How to scale up

As any software service grows it often needs to scale up and scale out.

  1. Scaling up is running on larger server with more cores.
  2. Scaling out is running a program across more servers.

Some software makes the conscious decision to not scale up and only scale out. A great example of this is Redis which made the conscious decision to be single threaded so it does not need to worry about locking or race conditions. Other programs are built with scale up in mind. A common architecture for this is the Share Nothing Architecture. Scylladb is a good example of this because it shards data across each physical core so you never have two different threads accessing the same data.
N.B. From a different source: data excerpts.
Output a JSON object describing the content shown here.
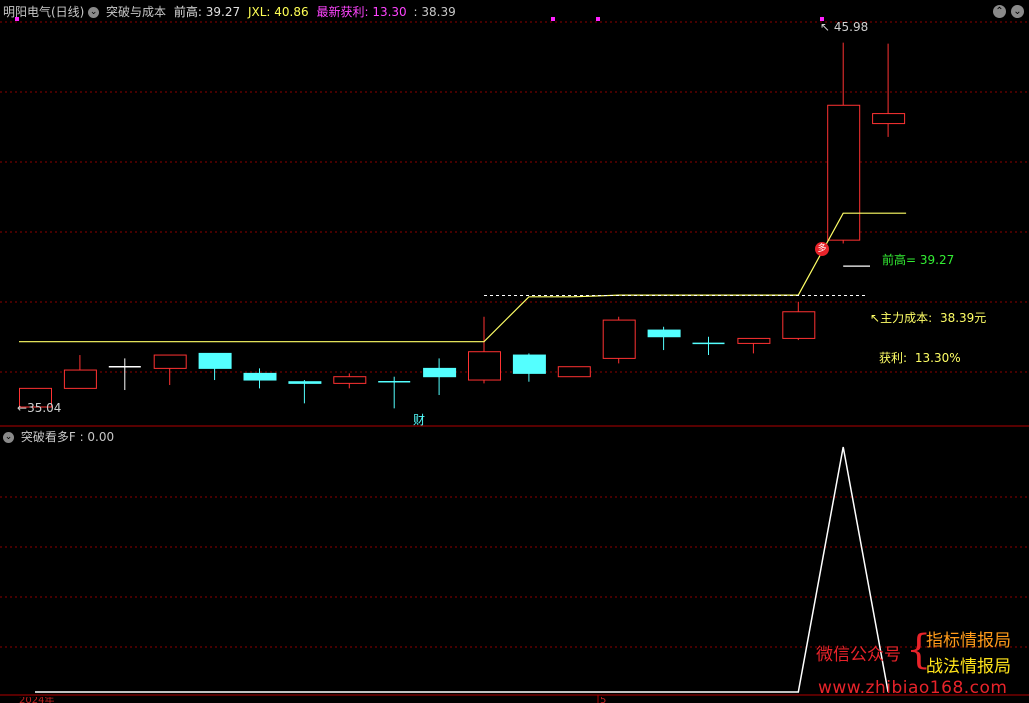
{
  "header": {
    "stock_name": "明阳电气(日线)",
    "indicator_name": "突破与成本",
    "qiangao_label": "前高:",
    "qiangao_value": "39.27",
    "jxl_label": "JXL:",
    "jxl_value": "40.86",
    "profit_label": "最新获利:",
    "profit_value": "13.30",
    "price_sep": ":",
    "price_value": "38.39"
  },
  "sub_header": {
    "indicator_name": "突破看多F",
    "value": ": 0.00"
  },
  "annotations": {
    "high_price": "45.98",
    "low_price": "35.04",
    "qiangao_line_label": "前高= 39.27",
    "cost_label": "主力成本:",
    "cost_value": "38.39元",
    "huoli_label": "获利:",
    "huoli_value": "13.30%",
    "cai_marker": "财",
    "duo_marker": "多"
  },
  "footer": {
    "year_label": "2024年",
    "month_label": "5"
  },
  "watermark": {
    "wechat": "微信公众号",
    "brace": "{",
    "name1": "指标情报局",
    "name2": "战法情报局",
    "url": "www.zhibiao168.com"
  },
  "colors": {
    "up": "#ff3232",
    "down": "#54ffff",
    "cost_line": "#ffff66",
    "grid": "#8b0000",
    "white": "#ffffff"
  },
  "chart_data": [
    {
      "type": "candlestick",
      "title": "明阳电气(日线)",
      "ylim": [
        34.5,
        46.6
      ],
      "candles": [
        {
          "o": 35.04,
          "h": 35.6,
          "l": 35.04,
          "c": 35.6,
          "dir": "up"
        },
        {
          "o": 35.6,
          "h": 36.6,
          "l": 35.6,
          "c": 36.15,
          "dir": "up"
        },
        {
          "o": 36.25,
          "h": 36.5,
          "l": 35.55,
          "c": 36.25,
          "dir": "flat"
        },
        {
          "o": 36.2,
          "h": 36.6,
          "l": 35.7,
          "c": 36.6,
          "dir": "up"
        },
        {
          "o": 36.65,
          "h": 36.65,
          "l": 35.85,
          "c": 36.2,
          "dir": "down"
        },
        {
          "o": 36.05,
          "h": 36.2,
          "l": 35.6,
          "c": 35.85,
          "dir": "down"
        },
        {
          "o": 35.8,
          "h": 35.85,
          "l": 35.15,
          "c": 35.75,
          "dir": "down"
        },
        {
          "o": 35.75,
          "h": 36.05,
          "l": 35.6,
          "c": 35.95,
          "dir": "up"
        },
        {
          "o": 35.8,
          "h": 35.95,
          "l": 35.0,
          "c": 35.8,
          "dir": "flat"
        },
        {
          "o": 36.2,
          "h": 36.5,
          "l": 35.4,
          "c": 35.95,
          "dir": "down"
        },
        {
          "o": 36.7,
          "h": 37.75,
          "l": 35.75,
          "c": 35.85,
          "dir": "up"
        },
        {
          "o": 36.6,
          "h": 36.65,
          "l": 35.8,
          "c": 36.05,
          "dir": "down"
        },
        {
          "o": 35.95,
          "h": 36.25,
          "l": 35.95,
          "c": 36.25,
          "dir": "up"
        },
        {
          "o": 36.5,
          "h": 37.75,
          "l": 36.35,
          "c": 37.65,
          "dir": "up"
        },
        {
          "o": 37.35,
          "h": 37.45,
          "l": 36.75,
          "c": 37.15,
          "dir": "down"
        },
        {
          "o": 36.95,
          "h": 37.15,
          "l": 36.6,
          "c": 36.95,
          "dir": "flat"
        },
        {
          "o": 36.95,
          "h": 37.05,
          "l": 36.65,
          "c": 37.1,
          "dir": "up"
        },
        {
          "o": 37.1,
          "h": 38.2,
          "l": 37.05,
          "c": 37.9,
          "dir": "up"
        },
        {
          "o": 40.05,
          "h": 45.98,
          "l": 39.95,
          "c": 44.1,
          "dir": "up"
        },
        {
          "o": 43.55,
          "h": 45.95,
          "l": 43.15,
          "c": 43.85,
          "dir": "up"
        }
      ],
      "cost_line": [
        37.0,
        37.0,
        37.0,
        37.0,
        37.0,
        37.0,
        37.0,
        37.0,
        37.0,
        37.0,
        37.0,
        38.35,
        38.35,
        38.4,
        38.4,
        38.4,
        38.4,
        38.4,
        40.86,
        40.86
      ],
      "qiangao": 39.27,
      "cost": 38.39
    },
    {
      "type": "line",
      "title": "突破看多F",
      "ylim": [
        0,
        1
      ],
      "values": [
        0,
        0,
        0,
        0,
        0,
        0,
        0,
        0,
        0,
        0,
        0,
        0,
        0,
        0,
        0,
        0,
        0,
        0,
        1,
        0
      ]
    }
  ]
}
Most software lands somewhere in the middle and struggles scaling up. To evaluate why your program’s performance is not scaling linearly as you add more cores you should look at the following:

  1. perf c2c finds shared memory which can become contested if multiple cores and threads are trying to read it simultaneously. This requires metal vm’s in AWS. For x86 it uses offcore PMU registers. For ARM it needs a newer linux perf binary (which can be built from source) so it can use SPE (Statistical Profiling Extension) which cannot give offcore information like HITM or remote DRAM % but can calculate latency of memory accesses which directly correlates to highly contended memory.
  2. offcputime finds locks which can cause threads to idle as they wait for the lock to be released. It uses eBPF so it only works on kernels compiled with eBPF enabled.